Les Métamorphoses, les Fastes
Avec la maturité, Ovide se découvrit de nouvelles ambition, d’autant qu’il comprit que le lecteur n’allait pas infiniment se contenter de ces peintures légères. Cependant il ne pouvait pas rompre d’un coup avec ses habitudes d’esprit, et il ne fallait pas demander de philosophie à Ovide. En outre, même s’il était possible de vivifier ses récits par une pensée morale, il ne le fit pas par indifférence. Les Métamorphoses sont tour à tour châtiment du crime, comme pour Lycaon, ou récompense de la vertu comme pour Philémon et Baucis. Peu lui importe. Point de patriotisme non plus, l’apothéose de Romulus et d’Hersilie ne donnant pas davantage d’émotion que la transformation des pâtres Lyciens en grenouilles. A cela il faut ajouter d’étranges puérilités dans les détails, mais tout cela n’enlève rien au talent d’Ovide, capable de séduire n’importe quel lecteur lettré. Nul plus que lui ne sait conter avec adresse, en rappelant qu’il a pu mettre à la file, quinze livres durant, tant d’histoires qui toutes se terminent de la même manière, et échapper à la monotonie et plus encore à l’ennui, tellement son style a d’abondance et son vers de fluidité.

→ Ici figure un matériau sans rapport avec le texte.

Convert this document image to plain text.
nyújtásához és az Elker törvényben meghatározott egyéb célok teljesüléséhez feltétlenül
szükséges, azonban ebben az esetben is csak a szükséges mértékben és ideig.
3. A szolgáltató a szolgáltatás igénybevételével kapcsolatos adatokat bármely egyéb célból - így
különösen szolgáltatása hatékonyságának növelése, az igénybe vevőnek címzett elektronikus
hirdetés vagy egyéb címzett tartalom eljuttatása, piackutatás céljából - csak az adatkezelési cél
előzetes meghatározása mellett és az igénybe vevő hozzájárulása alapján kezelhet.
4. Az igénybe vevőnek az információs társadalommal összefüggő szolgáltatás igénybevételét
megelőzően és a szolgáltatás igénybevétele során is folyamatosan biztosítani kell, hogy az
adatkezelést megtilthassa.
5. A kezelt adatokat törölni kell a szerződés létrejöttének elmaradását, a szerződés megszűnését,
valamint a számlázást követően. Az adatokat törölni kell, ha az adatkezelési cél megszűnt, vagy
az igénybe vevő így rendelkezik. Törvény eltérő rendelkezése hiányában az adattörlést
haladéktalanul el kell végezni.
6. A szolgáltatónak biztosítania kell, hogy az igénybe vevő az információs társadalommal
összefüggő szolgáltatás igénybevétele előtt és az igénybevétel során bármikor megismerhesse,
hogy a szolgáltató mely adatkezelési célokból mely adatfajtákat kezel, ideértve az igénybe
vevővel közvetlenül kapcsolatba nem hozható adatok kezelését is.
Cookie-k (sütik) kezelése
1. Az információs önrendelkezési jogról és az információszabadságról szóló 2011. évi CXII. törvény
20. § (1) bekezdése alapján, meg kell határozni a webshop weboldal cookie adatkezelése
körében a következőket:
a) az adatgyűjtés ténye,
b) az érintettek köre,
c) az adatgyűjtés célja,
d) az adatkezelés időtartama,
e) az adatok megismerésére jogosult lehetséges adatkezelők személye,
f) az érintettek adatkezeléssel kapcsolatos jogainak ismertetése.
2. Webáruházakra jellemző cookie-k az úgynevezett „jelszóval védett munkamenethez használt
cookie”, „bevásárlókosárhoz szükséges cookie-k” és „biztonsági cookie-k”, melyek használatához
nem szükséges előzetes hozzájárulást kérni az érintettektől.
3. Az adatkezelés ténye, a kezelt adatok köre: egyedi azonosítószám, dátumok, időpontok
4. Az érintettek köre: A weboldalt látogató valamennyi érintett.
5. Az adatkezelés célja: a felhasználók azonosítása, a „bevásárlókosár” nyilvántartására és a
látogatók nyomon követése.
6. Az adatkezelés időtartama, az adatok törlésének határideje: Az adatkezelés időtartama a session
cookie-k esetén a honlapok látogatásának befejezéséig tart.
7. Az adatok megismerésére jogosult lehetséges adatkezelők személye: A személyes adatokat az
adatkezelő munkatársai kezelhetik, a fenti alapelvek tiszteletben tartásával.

Certaines de ses peintures sont d’un relief qui n’a rien à envier aux arts plastiques, au point qu’on imagine qu’Ovide dut être un grand amateur des sculpteurs anciens, En revanche parfois il lui arrive d’oublier d’être spirituel, mais atteint par moment à l’émotion poignante, en traduisant des sentiments honnêtes, comme dans l’histoire de Ceyx et d’Alcyone. A ce propos, la dite histoire est sans doute une de celles où Ovide exprime le mieux son immense talent, notamment quand il nous montre les deux époux métamorphosés en alcyons. Nul trait déplacé, rien que du cœur. Avec pareil talent, la poésie est bien autre chose qu’un divertissement de bel air et un jeu d’esprit.
Ce changement se marque plus encore dans les Fastes, œuvre qui est une véritable mine d’or pour les historiens et les archéologues qui y trouvent de précieux renseignements sur la religion romaine et ses cérémonies. Mais les Fastes nous montrent un Ovide mûri, capable de comprendre la beauté d’un passé religieux et grave. En outre ce chantre de la vie mondaine est aussi capable d’être ému par la forte rusticité de la Rome primitive, et de retrouver, au milieu des vieilles légendes de son pays, la simplicité de l’expression. Il est simplement dommage pour la postérité et l’histoire que l’exil soit survenu trop tôt, ce qui a privé Rome et l’humanité de quelques chefs d’œuvre supplémentaires, car les œuvres d’exil ne furent que des élégies plaintives, ce qu’il appelait « l’élégie…en longs habits de deuil ».
Les œuvres d’exil
A partir du jour où la disgrâce l’eut frappé, Ovide n’eut d’autre pensée que son malheur, ne sachant plus que gémir, avec pour corolaire une absence totale d’ambition littéraire. En fait le plus émouvant dans ces élégies, c’est la compassion que suscite l’exilé. Par exemple il y a de vraies larmes dans les vers où il nous raconte la dernière nuit qu’il passa à Rome avant son départ, son accablement qui l’a empêché de faire ses préparatifs, sa stupeur au milieu de l’abandon où le laissent les amis infidèles, les gémissements de ses serviteurs et le désespoir de sa femme. Il a su aussi nous restituer les dangers qu’il courut pendant sa traversée : « Ces vers, je ne les compose pas dans mes jardins, mollement étendu sur mon lit de repos comme c’était mon habitude ; j’écris au milieu des tempêtes, à la lumière d’un ciel orageux, et les flots de la mer irritée viennent battre mes tablettes ».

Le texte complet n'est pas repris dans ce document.